Je t’ouvre mon catalogue, tu me refiles une participation dans ton capital. Voilà le petit deal qu’a passé Deezer avec trois majors, deal que détaille aujourd’hui BFM Business.
Universal Music, EMI et Warner Music ont conditionné l’ouverture de leur catalogue en échange de bons de souscription d'actions au capital du site de musique en ligne Deezer. Le deal avait déjà été éventé dans le passé, notamment dans le rapport Zelnik ou par l’Express. Selon BFM Business, toutefois, l’affaire est rondelette puisque les trois mousquetaires ont dans leur besace un potentiel chèque de 200 millions d’euros.
Explications. Ces BSA, dans le jargon financier, permettent aux porteurs d’acheter des actions à un prix déterminé par avance. Lorsque l’action s’envole au-delà de ce prix, l’instrument offre alors la possibilité d’une belle bascule. Et c’est ce qui semble être le cas pour les trois majors qui ont pu engloutir ces BSA à bas prix voire gratuitement. « En 2012, lorsque Deezer avait été valorisé un peu moins de 300 millions d’euros, explique en guise d’exemple BFM, Universal Music avait déjà chiffré son gain latent à 20 millions d’euros ». Puisque Deezer est évalué désormais à 1 milliard d’euros, Universal est assis sur 60 millions d’euros grâce à cette opération.
Un gâteau, mais peu d'invités
Ce n’est pas une spécificité française puisque Spotify est lui aussi détenu à 18 % par les majors. Seulement, à l’instar des conférences de presse Universal, la fête est très sélective. Ni les producteurs indépendants, ni les interprètes, ni les auteurs, ni les compositeurs n’ont droit à une part du gâteau Deezer. Les bénéficiaires s’octroient ainsi un pont d’or, laissant les autres patauger dans les règles traditionnelles, celles du partage des revenus en fonction de l’écoute notamment. Des règles qui profitent également aux producteurs.

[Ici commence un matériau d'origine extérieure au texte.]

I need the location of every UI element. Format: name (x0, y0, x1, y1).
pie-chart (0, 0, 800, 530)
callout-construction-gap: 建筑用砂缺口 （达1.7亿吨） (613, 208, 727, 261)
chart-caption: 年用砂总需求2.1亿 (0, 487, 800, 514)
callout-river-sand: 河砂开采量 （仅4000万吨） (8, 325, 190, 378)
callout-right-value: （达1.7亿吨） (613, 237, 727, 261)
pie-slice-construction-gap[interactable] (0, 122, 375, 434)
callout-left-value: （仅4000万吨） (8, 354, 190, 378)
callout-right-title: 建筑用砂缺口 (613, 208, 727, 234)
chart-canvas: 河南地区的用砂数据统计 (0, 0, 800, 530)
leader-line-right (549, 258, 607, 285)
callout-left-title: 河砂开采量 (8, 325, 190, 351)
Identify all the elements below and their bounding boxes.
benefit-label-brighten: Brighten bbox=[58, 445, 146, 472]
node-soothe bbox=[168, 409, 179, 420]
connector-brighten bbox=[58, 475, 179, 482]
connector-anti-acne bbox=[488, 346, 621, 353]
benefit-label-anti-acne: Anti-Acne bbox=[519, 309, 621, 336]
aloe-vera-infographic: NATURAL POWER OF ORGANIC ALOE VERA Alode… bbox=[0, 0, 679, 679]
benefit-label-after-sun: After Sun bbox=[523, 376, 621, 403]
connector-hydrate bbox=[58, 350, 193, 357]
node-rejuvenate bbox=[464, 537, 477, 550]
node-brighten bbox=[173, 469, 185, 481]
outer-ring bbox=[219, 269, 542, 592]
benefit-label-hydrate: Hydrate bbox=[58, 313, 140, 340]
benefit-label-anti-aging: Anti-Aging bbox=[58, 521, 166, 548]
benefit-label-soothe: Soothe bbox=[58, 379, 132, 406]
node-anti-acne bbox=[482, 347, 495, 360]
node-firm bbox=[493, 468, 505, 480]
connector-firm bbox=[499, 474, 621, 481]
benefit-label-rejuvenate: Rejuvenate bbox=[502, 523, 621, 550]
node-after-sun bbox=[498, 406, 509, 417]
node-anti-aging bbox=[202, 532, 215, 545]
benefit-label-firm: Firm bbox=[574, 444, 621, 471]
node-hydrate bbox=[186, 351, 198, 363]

On est en tout cas bien loin de la préhistoire, quand en 2007, Universal estimait que ses titres étaient exploités illégalement par Deezer, fraichement lancé. Et que Pascal Nègre était en quête d'un deal technique et financier avec la plateforme. Le deal désormais signé n’a finalement rien de choquant en lui-même, puisque comme nous le confie un acteur du secteur, l’argent reste d'une certaine manière dans l'univers culturel. Il reste que la transaction laisse bon nombre de créateurs de côté, les contrats de rémunération ne prenant pas en compte les gains générés par ces juteux BSA.